This is Not a Shoe

Text by Helen McDermott

When imagining plastic footwear, some must be forgiven for inadvertently conjuring nightmarish visions of old-school jelly shoes or—heaven forbid—Cayman Crocs, even in spite of the fact that Melissa, the notorious techno-organic design collective, has been successfully showcasing their fantastic plastic creations for over 26 years now.

Crafted from their signature MelFlex, consisting entirely of recycled plastics, Melissa designs exude sophisticated aestheticism and keen style savvy, solidifying their accessory brand de jour status worldwide year after year, and attracting the collaborative energies of the most innovative minds across the board. The boutique studio serves as the convening grounds for conceptual and aesthetic cross-pollination; it is a creative laboratory where technology, eco-consciousness and design converge which, time and again, yields the finest in eclectic retro-futuristic fashion. Melissa’s collaboration with British fashion designer Vivienne Westwood, Anglomania, evoked squeals of delight from the most seasoned of fashion editors. It’s no wonder the creative elites are queuing up to work with the Melissa group, who, in the past, has also collaborated with renowned architect Zaha Hadid, London fashion designer Judy Blame and Jean Paul Gaultier. The Sao Paulo flagship boutique, Galeria Melissa is the jewel in her crown.

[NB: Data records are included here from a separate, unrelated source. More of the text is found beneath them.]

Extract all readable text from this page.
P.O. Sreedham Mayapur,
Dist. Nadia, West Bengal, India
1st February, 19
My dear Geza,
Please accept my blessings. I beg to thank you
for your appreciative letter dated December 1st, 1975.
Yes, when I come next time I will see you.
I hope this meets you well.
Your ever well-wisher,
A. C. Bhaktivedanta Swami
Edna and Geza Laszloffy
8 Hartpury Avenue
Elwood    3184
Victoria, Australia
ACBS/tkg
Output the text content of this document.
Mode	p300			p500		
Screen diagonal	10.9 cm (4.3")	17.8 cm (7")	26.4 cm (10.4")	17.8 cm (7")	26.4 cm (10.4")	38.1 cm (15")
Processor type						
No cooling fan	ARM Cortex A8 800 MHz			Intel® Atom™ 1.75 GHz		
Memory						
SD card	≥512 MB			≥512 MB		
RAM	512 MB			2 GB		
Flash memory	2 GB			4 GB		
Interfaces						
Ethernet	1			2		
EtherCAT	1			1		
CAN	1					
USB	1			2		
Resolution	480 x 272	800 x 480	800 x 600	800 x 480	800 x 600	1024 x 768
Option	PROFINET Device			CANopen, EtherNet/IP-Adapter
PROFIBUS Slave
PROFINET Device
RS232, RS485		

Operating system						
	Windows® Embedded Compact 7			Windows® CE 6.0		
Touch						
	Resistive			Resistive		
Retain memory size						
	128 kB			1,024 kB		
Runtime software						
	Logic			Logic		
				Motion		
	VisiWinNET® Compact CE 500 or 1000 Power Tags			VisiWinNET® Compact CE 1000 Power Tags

Located on Oscar Freire (Sao Paulo’s Rodeo Drive) in the city’s trendy fashion district, the concept store brings together art and design in an exhilarating ecological manifesto. The store interior changes every six months, showcasing the work of local and international up-and-coming artists, while hosting art and music performances in an open space at the front of the store, and, naturally, featuring the full shoe collection. The initial store design concept was devised by Rio-based designer Muti Randolph (his retro-futuristic designs can also be seen at Sao Paulo club D-Edge), who has gone on to invite guest designers to art-direct the space.